Saturday, June 8, 2019

Iran Accelerating Uranium Production, Defying Oil Sanctions


Iran said accelerating uranium centrifuge production, anticipating deal collapse



With Iran’s nuclear deal with global powers teetering on the edge of collapse, Israeli intelligence has identified a significant acceleration of work on the production of new uranium centrifuges, as Tehran prepares for the possibility of boosting enrichment activities, Channel 13 news reported Friday night.
The intelligence sources were not named, nor were further details provided on the alleged centrifuge production efforts.
The sources cited by the network also said, however, that the Islamic republic was making back-channel overtures to Washington expressing a willingness to renew talks in a bid to find common ground.

That assessment appeared to agree with statements made by US President Donald Trump on Thursday.


Speaking after talks in northern France with French President Emmanuel Macron, an ardent supporter of diplomacy with Iran, Trump indicated he could consider talking to Tehran.

“I understand they want to talk and if they want to talk that’s fine,” said Trump, who was in France to mark the 75th anniversary of the D-Day landings.

“We’ll talk but the one thing that they can’t have is they can’t have nuclear weapons,” he added.
Trump said when he came to power Iran was “undisputed champions of terror” but indicated activity had slackened in recent times.

“They’re not doing that anymore. They’re doing very poorly as a nation. They’re failing as a nation,” said Trump.
Trump referred to the US sanctions against Iran which are battering the Iranian economy especially since Washington pulled out of the nuclear deal.
“I don’t want them to fail as a nation. We can turn that around very quickly but the sanctions have been extraordinary.”
On Friday, Washington slapped Tehran with new sanctions, targeting its largest petrochemical company for providing support to the Revolutionary Guard Corps.
Although EU leaders were bitterly angered by Trump’s pullout from the nuclear deal, the US president said he and Macron did not have differences on how to handle Iran.

Macron said the US shared the same four objectives on Iran — to prevent it obtaining nuclear weapons, reduce its activities in ballistics, contain Iran’s operations in the region and promote regional peace.
The French president said that in order to achieve such objectives “you need to start a negotiation” and applauded Trump’s apparent readiness to hold talks.
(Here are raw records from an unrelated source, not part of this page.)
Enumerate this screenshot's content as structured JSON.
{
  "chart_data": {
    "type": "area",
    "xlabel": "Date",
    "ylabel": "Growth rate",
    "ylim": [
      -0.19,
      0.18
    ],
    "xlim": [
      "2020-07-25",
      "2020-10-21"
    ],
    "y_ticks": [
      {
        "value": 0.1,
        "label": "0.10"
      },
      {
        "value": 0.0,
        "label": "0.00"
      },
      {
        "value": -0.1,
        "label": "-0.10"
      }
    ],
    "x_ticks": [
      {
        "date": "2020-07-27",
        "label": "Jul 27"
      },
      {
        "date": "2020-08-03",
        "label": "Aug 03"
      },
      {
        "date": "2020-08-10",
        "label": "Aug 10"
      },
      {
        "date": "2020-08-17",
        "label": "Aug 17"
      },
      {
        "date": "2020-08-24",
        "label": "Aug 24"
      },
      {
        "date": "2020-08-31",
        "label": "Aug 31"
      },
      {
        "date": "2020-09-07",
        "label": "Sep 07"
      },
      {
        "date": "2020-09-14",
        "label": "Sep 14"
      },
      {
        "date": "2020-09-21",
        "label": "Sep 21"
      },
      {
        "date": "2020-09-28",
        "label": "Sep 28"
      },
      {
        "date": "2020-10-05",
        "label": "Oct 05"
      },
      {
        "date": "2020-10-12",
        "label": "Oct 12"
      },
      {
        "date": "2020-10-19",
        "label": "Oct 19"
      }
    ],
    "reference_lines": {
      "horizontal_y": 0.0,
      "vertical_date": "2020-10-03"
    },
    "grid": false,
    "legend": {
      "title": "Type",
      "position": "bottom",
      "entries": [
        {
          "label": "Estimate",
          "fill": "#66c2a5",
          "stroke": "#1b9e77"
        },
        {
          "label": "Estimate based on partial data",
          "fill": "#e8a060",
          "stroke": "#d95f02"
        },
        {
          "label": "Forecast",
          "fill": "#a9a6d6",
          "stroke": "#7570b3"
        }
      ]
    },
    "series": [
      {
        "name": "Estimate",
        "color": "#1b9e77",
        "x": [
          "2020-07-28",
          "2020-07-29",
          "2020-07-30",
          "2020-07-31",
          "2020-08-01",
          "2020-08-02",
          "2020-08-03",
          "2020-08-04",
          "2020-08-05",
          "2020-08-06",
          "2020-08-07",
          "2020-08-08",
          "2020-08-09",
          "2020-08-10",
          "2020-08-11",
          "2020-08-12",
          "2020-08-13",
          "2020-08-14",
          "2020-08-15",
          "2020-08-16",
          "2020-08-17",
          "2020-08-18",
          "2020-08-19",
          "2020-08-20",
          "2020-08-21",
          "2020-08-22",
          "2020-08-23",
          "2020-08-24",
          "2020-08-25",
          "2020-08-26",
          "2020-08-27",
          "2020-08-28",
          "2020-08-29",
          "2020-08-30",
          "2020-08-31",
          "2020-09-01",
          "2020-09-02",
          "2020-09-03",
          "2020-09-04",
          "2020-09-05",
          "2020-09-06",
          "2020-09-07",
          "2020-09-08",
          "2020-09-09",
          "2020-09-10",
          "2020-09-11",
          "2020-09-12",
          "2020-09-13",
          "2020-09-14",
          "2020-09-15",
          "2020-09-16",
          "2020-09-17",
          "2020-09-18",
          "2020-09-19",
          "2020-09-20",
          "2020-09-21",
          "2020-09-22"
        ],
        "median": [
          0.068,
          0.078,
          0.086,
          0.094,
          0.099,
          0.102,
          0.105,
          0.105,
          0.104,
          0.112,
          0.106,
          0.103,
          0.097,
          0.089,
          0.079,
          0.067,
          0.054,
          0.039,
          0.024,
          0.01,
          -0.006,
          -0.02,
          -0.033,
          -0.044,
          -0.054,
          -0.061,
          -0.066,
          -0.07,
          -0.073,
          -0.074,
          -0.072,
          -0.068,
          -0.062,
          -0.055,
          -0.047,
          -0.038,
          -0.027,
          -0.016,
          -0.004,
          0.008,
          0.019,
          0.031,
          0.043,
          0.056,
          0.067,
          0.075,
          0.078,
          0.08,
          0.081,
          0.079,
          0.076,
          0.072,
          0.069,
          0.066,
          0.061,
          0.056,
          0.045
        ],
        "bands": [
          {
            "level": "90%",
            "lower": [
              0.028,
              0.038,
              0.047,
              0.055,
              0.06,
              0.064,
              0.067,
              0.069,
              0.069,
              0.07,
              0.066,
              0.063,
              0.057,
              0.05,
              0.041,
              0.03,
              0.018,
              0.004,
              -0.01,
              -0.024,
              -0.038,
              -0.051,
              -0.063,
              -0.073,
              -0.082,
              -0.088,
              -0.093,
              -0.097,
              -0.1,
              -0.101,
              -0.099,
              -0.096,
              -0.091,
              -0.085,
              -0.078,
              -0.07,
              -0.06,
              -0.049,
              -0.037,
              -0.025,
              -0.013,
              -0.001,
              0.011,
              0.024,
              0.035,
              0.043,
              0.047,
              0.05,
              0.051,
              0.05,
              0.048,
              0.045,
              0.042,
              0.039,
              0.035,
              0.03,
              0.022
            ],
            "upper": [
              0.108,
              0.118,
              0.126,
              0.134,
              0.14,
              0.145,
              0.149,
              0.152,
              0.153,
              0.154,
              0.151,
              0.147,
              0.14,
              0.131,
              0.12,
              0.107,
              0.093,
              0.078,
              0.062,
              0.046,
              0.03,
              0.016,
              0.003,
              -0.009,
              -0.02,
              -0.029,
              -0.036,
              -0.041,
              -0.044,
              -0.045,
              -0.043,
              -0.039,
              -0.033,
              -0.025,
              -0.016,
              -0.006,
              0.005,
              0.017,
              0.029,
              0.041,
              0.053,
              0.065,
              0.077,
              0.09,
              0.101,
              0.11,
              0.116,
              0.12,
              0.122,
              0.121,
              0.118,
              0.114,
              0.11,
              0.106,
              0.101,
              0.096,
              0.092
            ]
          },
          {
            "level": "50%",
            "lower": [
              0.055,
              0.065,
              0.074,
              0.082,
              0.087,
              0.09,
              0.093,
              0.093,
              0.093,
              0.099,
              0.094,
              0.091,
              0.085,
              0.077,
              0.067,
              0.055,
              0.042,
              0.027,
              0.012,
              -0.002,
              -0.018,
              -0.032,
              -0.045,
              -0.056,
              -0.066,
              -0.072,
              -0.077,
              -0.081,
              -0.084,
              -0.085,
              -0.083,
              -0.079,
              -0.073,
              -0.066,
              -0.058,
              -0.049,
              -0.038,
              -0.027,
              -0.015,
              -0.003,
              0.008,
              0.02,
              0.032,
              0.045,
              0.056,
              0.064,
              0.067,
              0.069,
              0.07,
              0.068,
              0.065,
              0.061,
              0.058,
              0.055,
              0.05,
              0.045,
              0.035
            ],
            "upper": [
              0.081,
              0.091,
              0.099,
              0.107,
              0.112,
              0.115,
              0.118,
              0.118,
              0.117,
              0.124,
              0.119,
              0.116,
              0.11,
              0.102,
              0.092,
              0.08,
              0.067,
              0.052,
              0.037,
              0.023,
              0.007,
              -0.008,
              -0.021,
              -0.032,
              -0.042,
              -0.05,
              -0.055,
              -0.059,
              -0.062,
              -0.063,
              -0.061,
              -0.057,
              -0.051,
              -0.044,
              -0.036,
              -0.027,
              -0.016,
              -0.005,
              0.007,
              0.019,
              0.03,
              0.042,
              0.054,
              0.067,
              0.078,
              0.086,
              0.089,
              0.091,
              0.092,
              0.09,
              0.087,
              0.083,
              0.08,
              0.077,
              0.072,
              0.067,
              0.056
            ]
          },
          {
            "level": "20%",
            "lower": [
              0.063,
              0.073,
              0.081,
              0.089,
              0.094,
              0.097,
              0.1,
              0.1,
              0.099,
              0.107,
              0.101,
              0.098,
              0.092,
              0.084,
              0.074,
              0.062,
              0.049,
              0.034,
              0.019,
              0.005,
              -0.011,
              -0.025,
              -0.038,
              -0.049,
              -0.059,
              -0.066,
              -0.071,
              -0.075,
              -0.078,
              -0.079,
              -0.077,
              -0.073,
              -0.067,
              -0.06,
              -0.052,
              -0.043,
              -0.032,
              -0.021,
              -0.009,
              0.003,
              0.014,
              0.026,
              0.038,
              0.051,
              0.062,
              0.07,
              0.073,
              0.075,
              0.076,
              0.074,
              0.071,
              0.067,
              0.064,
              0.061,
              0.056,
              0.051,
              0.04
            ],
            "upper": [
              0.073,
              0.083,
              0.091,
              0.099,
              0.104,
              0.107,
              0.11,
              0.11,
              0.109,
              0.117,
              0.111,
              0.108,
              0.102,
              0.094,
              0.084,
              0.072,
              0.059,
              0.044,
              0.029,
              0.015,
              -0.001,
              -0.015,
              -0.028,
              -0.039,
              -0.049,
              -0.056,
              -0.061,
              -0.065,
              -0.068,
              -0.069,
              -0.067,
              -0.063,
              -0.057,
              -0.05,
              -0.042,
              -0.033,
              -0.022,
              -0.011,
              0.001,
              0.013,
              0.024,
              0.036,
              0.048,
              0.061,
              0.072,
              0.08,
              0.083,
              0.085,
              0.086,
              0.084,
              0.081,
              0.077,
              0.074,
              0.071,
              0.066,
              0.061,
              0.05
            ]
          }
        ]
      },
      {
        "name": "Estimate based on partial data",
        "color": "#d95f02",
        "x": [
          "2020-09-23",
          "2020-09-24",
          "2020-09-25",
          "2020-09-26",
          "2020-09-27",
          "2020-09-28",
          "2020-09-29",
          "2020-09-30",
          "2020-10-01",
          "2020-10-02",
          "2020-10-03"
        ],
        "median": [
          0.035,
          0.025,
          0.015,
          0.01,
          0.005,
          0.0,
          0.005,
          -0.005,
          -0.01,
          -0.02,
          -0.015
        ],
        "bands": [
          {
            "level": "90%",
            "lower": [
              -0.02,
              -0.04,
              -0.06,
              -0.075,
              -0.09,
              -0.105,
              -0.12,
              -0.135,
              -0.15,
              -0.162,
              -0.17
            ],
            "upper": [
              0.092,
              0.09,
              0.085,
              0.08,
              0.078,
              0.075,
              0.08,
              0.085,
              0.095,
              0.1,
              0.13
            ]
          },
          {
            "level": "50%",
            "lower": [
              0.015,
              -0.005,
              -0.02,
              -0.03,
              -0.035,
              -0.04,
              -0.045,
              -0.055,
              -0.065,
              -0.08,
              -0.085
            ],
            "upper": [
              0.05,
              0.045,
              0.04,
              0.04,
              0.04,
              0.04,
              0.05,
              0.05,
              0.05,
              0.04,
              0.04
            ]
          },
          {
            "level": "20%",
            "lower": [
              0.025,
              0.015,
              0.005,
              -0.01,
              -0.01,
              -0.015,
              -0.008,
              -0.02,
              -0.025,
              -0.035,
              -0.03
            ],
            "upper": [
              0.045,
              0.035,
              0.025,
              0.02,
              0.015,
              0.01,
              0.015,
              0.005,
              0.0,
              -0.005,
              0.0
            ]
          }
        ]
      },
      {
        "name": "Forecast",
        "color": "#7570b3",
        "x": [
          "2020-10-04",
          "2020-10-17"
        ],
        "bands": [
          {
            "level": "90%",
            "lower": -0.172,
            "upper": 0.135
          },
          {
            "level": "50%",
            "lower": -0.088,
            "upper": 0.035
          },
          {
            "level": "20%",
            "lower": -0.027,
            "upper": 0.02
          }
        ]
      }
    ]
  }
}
The comments came as Japanese Prime Minister Shinzo Abe, who has a warm personal relationship with Trump, plans to travel to Iran next week as Tokyo aims to play mediation role.
However, Iran’s supreme leader Ayatollah Ali Khamenei lashed out at Trump earlier this week, saying “when such a person is the president, this shows the political and moral decline of that country.”
Also on Friday, Iran rejected the notion of reopening nuclear talks, warning that seeking to broaden an existing landmark treaty could lead to its collapse.
Earlier this week, Tehran ruled out new talks with Washington unless it changes its “general behavior,” after US Secretary of State Mike Pompeo said his country was ready for negotiations with Iran.
Pompeo, too, was reserved, saying Iran must first prove “they are behaving as a normal nation.”
Last month, Iran announced that if a way could not be found within 60 days to shield it from US sanctions targeting its economy and oil industry, it would increase its enrichment of uranium beyond the purity allowed under the nuclear deal, known formally as the Joint Comprehensive Plan of Action.








Iran is keeping up oil sales through “unconventional” means to circumvent US sanctions, Iranian Oil Minister Bijan Namdar Zanganeh said in an interview published Saturday.
“We have unofficial or unconventional sales, all of which are secret, because if they are made known America would immediately stop them,” he said, quoted by the oil ministry’s SHANA news agency.
Zanganeh declined to give details on Iran’s oil exports, saying he would not disclose figures until sanctions were lifted.


In May 2018, Washington withdrew from Iran’s 2015 nuclear deal with world powers that granted Tehran sanctions relief in exchange for curbs on its atomic program.
Washington reimposed oil sanctions on Iran last November, but initially gave eight countries, including several allies such as China, six-month waivers
Iran’s oil shipments tumbled to 750,000 barrels per day in April compared to 1.5 million in October, according to data compiled by Bloomberg.

The White House in May ended all the waivers as part of a “maximum pressure” campaign against Tehran. A month later, it designated Iran’s Revolutionary Guards a “foreign terrorist organization,” paving the way for sanctions against their sources of funding.

According to Zanganeh, the US has reached an “evil maturity” in tightening the noose on Iran’s economy using “smart sanctions.”
“The most severe organized sanctions in history are currently being imposed on Iran,” he said.
The remarks came after the US Treasury announced new sanctions on Friday against Iran’s largest and most profitable petrochemicals group PGPIC for allegedly doing business with the IRGC.